India’s cold shoulder response to Bangladesh-China-India-Myanmar (BCIM) Economic Corridor, the important South-Asian component of OBOR, is not going unnoticed anywhere. Instead, India has put more focus on Bangladesh-Bhutan-India-Nepal road transport agreement to attempt to snub Pakistan (in terms of SAARC) and China (vis-à-vis OBOR) at the same time.
It does not need to be mentioned that to deliberately pinch and antagonize China, Indians are continuously initiating new development projects in Arunachal Pradesh, the northeastern state which China considers a part of Tibet. India also organizes frequent visits of the Dalai Lama to the state, which angers China.
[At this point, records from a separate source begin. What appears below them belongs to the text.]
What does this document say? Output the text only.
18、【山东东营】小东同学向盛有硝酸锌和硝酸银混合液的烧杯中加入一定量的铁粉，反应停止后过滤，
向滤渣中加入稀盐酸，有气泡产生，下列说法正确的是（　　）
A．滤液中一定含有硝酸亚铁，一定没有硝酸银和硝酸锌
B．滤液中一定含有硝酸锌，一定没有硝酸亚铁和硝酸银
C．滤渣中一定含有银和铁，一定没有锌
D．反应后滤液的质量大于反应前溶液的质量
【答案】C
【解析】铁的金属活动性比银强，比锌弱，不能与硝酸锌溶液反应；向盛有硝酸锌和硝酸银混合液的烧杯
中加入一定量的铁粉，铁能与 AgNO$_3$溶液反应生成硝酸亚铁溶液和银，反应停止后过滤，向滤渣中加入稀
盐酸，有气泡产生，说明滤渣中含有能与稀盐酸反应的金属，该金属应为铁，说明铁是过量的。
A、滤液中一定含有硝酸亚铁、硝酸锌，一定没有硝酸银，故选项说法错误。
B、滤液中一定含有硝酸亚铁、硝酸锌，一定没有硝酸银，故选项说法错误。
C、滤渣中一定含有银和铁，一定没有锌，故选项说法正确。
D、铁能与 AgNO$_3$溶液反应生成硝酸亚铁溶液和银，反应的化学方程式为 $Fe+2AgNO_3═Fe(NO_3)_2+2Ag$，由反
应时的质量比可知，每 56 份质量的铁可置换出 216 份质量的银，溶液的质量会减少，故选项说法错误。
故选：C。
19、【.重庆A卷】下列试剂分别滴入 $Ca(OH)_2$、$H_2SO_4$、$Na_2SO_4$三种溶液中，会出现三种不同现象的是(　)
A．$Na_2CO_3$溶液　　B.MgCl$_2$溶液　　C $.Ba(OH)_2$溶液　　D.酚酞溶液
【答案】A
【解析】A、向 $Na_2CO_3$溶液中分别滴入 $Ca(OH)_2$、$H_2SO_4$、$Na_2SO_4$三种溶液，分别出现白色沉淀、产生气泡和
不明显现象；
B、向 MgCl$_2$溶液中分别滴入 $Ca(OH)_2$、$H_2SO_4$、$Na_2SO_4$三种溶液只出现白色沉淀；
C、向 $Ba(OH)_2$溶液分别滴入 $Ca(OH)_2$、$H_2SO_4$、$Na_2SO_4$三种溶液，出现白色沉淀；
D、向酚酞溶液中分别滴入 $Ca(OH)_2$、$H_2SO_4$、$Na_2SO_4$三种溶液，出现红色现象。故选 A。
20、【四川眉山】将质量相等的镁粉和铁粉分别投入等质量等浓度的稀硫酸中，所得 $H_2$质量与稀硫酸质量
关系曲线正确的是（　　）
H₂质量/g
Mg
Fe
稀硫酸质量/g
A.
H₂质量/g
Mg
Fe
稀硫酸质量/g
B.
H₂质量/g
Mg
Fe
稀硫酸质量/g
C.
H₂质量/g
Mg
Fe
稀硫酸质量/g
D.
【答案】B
This is India’s attempts to retaliate against CPEC. Besides, India has been playing with China’s conflicts involving nations such as Vietnam, in South China Sea, by signing defence cooperation and oil and gas exploration agreements in waters which are disputed between China and nations of Indochina region.
However, the main point in this regard is India’s close and increasing strategic partnership with the US – with maritime cooperation at the core of it – which, among other objectives, also seeks to cement India’s dominance of the so-called ‘Indian Ocean’, and in recent years has primarily been targeted at keeping the Maritime Silk Road part of OBOR under constant joint vigil of New Delhi and Washington D.C. This may turn out to be detrimental for Chinese initiatives and long-term interests.
Modi regime’s enhanced focus on Chabahar port in Iran, to compete with and possibly sabotage Gwadar, which is the key port for OBOR; modernization and equipment of a ‘Blue Water Navy’, to keep a dominance over the high seas of vital significance for China; Project Mausam – developing maritime ‘cultural’ linkages with the countries of the ‘Indian Ocean; and the SagarMala (the garland of the Ocean) Project that seeks to put in massive investments into India’s old and new ports, all are directed at countering and competing with OBOR in more ways than one.
It is quite relevant to mention here that India’s designs to sabotage CPEC in Balochistan, GB and elsewhere in Pakistan – with a special cell of RAW reportedly assigned the task – have come to the fore in the past few months. No offer would appease India in such a scenario, if the bigger picture is any guide. It is in no way all about CPEC’s passage through GB and its name. Keeping Pakistan under pressure is one thing, the Indian elephant’s ambitions against the Chinese dragon go beyond this.